IRF-1-binding site in the first intron mediates interferon-γ-induced optineurin promoter activation

• IRF-1 is a strong activator of optineurin promoter.
• IRF-1-binding site is present in the first intron of optineurin gene.
• Interferon-γ-induced optineurin promoter activation requires IRF-1 site.
• IRF-1 and NF-κB cooperate to induce optineurin promoter activation.

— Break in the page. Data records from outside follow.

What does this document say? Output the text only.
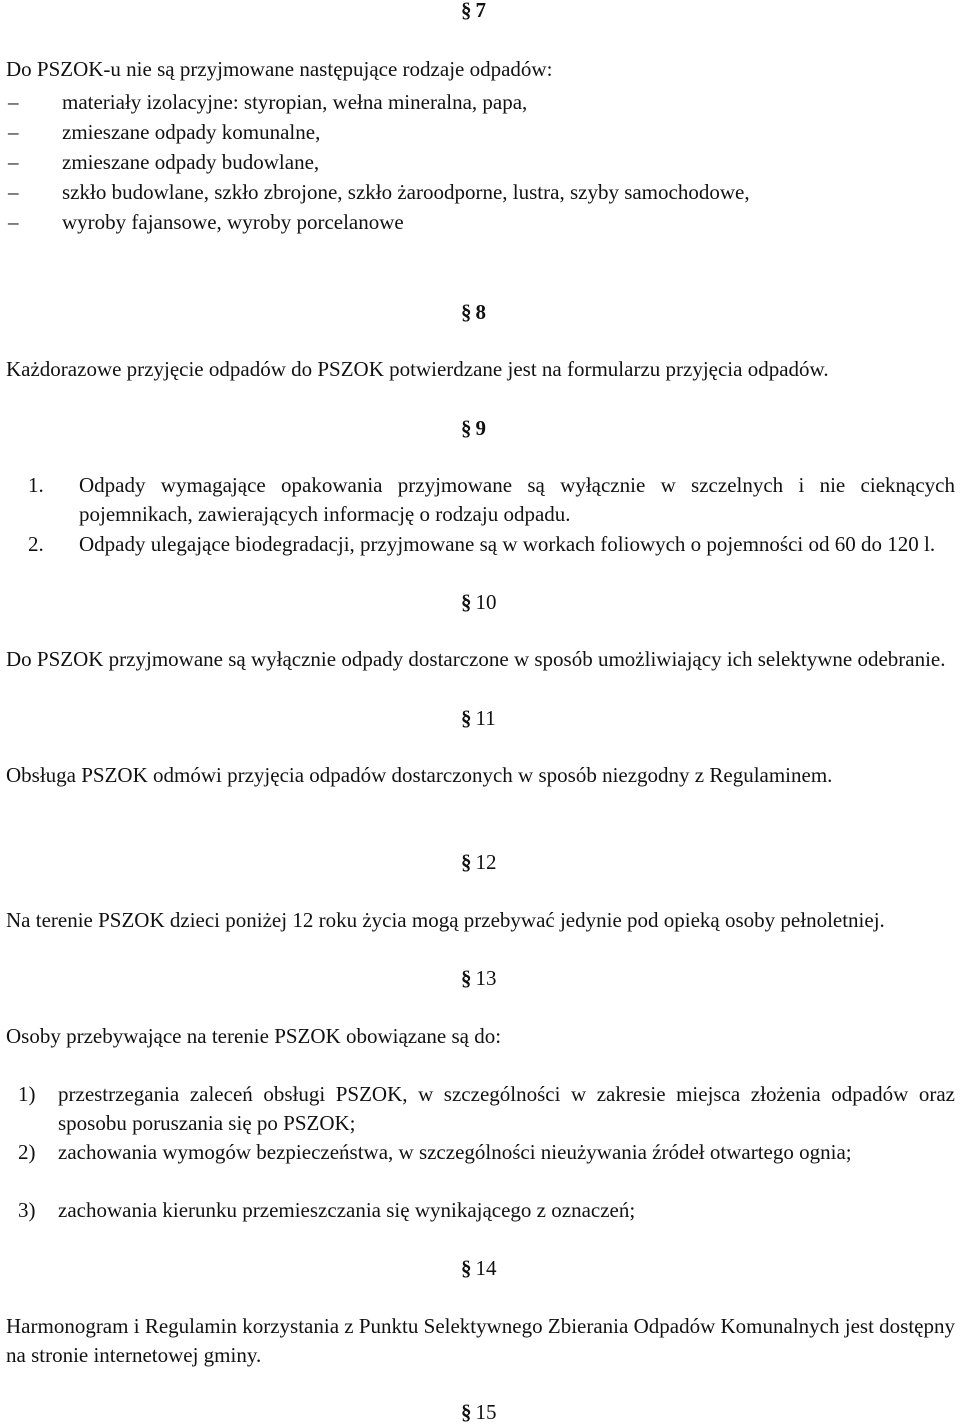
§ 7
Do PSZOK-u nie są przyjmowane następujące rodzaje odpadów:
– materiały izolacyjne: styropian, wełna mineralna, papa,
– zmieszane odpady komunalne,
– zmieszane odpady budowlane,
– szkło budowlane, szkło zbrojone, szkło żaroodporne, lustra, szyby samochodowe,
– wyroby fajansowe, wyroby porcelanowe
§ 8
Każdorazowe przyjęcie odpadów do PSZOK potwierdzane jest na formularzu przyjęcia odpadów.
§ 9
1. Odpady wymagające opakowania przyjmowane są wyłącznie w szczelnych i nie cieknących pojemnikach, zawierających informację o rodzaju odpadu.
2. Odpady ulegające biodegradacji, przyjmowane są w workach foliowych o pojemności od 60 do 120 l.
§ 10
Do PSZOK przyjmowane są wyłącznie odpady dostarczone w sposób umożliwiający ich selektywne odebranie.
§ 11
Obsługa PSZOK odmówi przyjęcia odpadów dostarczonych w sposób niezgodny z Regulaminem.
§ 12
Na terenie PSZOK dzieci poniżej 12 roku życia mogą przebywać jedynie pod opieką osoby pełnoletniej.
§ 13
Osoby przebywające na terenie PSZOK obowiązane są do:
1) przestrzegania zaleceń obsługi PSZOK, w szczególności w zakresie miejsca złożenia odpadów oraz sposobu poruszania się po PSZOK;
2) zachowania wymogów bezpieczeństwa, w szczególności nieużywania źródeł otwartego ognia;
3) zachowania kierunku przemieszczania się wynikającego z oznaczeń;
§ 14
Harmonogram i Regulamin korzystania z Punktu Selektywnego Zbierania Odpadów Komunalnych jest dostępny na stronie internetowej gminy.
§ 15
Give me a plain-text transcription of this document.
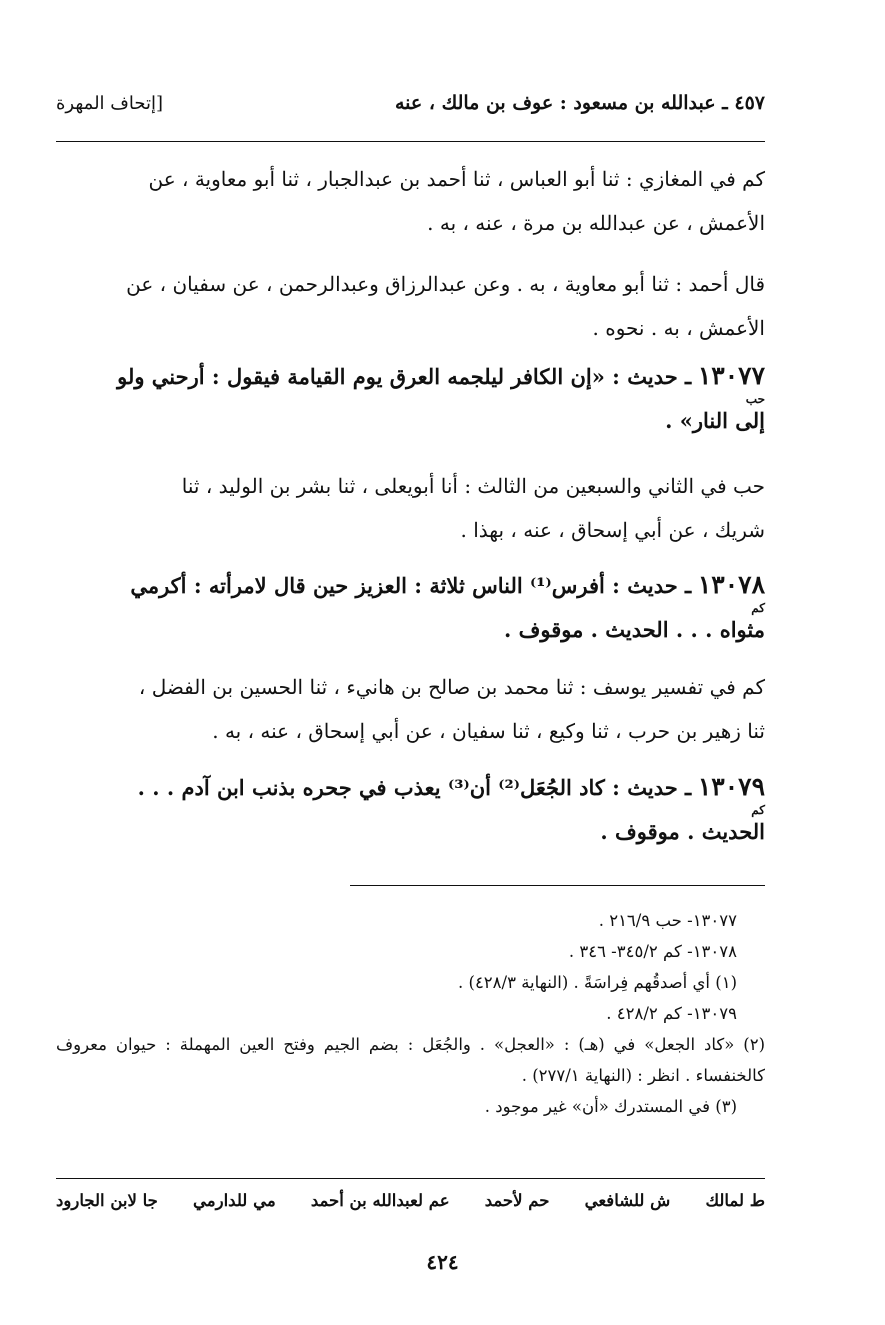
٤٥٧ ـ عبدالله بن مسعود : عوف بن مالك ، عنه
[إتحاف المهرة
كم في المغازي : ثنا أبو العباس ، ثنا أحمد بن عبدالجبار ، ثنا أبو معاوية ، عن
الأعمش ، عن عبدالله بن مرة ، عنه ، به .
قال أحمد : ثنا أبو معاوية ، به . وعن عبدالرزاق وعبدالرحمن ، عن سفيان ، عن
الأعمش ، به . نحوه .
١٣٠٧٧ ـ حديث : «إن الكافر ليلجمه العرق يوم القيامة فيقول : أرحني ولو
إلى النار» .
حب
حب في الثاني والسبعين من الثالث : أنا أبويعلى ، ثنا بشر بن الوليد ، ثنا
شريك ، عن أبي إسحاق ، عنه ، بهذا .
١٣٠٧٨ ـ حديث : أفرس⁽¹⁾ الناس ثلاثة : العزيز حين قال لامرأته : أكرمي
مثواه . . . الحديث . موقوف .
كم
كم في تفسير يوسف : ثنا محمد بن صالح بن هانيء ، ثنا الحسين بن الفضل ،
ثنا زهير بن حرب ، ثنا وكيع ، ثنا سفيان ، عن أبي إسحاق ، عنه ، به .
١٣٠٧٩ ـ حديث : كاد الجُعَل⁽²⁾ أن⁽³⁾ يعذب في جحره بذنب ابن آدم . . .
الحديث . موقوف .
كم
١٣٠٧٧- حب ٢١٦/٩ .
١٣٠٧٨- كم ٣٤٥/٢- ٣٤٦ .
(١) أي أصدقُهم فِراسَةً . (النهاية ٤٢٨/٣) .
١٣٠٧٩- كم ٤٢٨/٢ .
(٢) «كاد الجعل» في (هـ) : «العجل» . والجُعَل : بضم الجيم وفتح العين المهملة : حيوان معروف كالخنفساء . انظر : (النهاية ٢٧٧/١) .
(٣) في المستدرك «أن» غير موجود .
ط لمالك
ش للشافعي
حم لأحمد
عم لعبدالله بن أحمد
مي للدارمي
جا لابن الجارود
٤٢٤
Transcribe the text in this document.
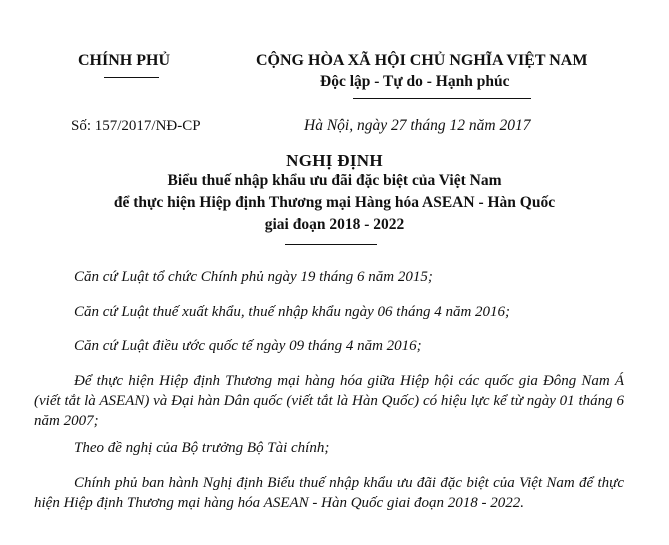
CHÍNH PHỦ	CỘNG HÒA XÃ HỘI CHỦ NGHĨA VIỆT NAM
Độc lập - Tự do - Hạnh phúc
Số: 157/2017/NĐ-CP	Hà Nội, ngày 27 tháng 12 năm 2017
NGHỊ ĐỊNH
Biểu thuế nhập khẩu ưu đãi đặc biệt của Việt Nam
để thực hiện Hiệp định Thương mại Hàng hóa ASEAN - Hàn Quốc
giai đoạn 2018 - 2022
Căn cứ Luật tổ chức Chính phủ ngày 19 tháng 6 năm 2015;
Căn cứ Luật thuế xuất khẩu, thuế nhập khẩu ngày 06 tháng 4 năm 2016;
Căn cứ Luật điều ước quốc tế ngày 09 tháng 4 năm 2016;
Để thực hiện Hiệp định Thương mại hàng hóa giữa Hiệp hội các quốc gia Đông Nam Á (viết tắt là ASEAN) và Đại hàn Dân quốc (viết tắt là Hàn Quốc) có hiệu lực kể từ ngày 01 tháng 6 năm 2007;
Theo đề nghị của Bộ trưởng Bộ Tài chính;
Chính phủ ban hành Nghị định Biểu thuế nhập khẩu ưu đãi đặc biệt của Việt Nam để thực hiện Hiệp định Thương mại hàng hóa ASEAN - Hàn Quốc giai đoạn 2018 - 2022.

Optineurin is an adaptor protein involved in signal transduction, membrane vesicle trafficking and autophagy. Optineurin expression is induced by cytokines. Previously we have shown that tumor necrosis factor-α activates optineurin promoter through NF-κB-binding site in the core promoter. However, this promoter was not activated by interferon-γ. Here, we report identification of a functional IRF-1-binding site in the first intron of human optineurin gene that mediates interferon-γ-induced activation of the promoter. Optineurin promoter, containing the contiguous intronic sequences with IRF-1 responsive sites, is strongly activated by IRF-1. Mutational inactivation of IRF-1 site resulted in loss of activation of the promoter by interferon-γ and also by IRF-1. We also show that IRF-1 cooperates with NF-κB to activate optineurin promoter. The synergistic effect of these two transcription factors (IRF-1 and NF-κB) may be involved in cooperative induction of optineurin promoter by interferon-γ and tumor necrosis factor-α.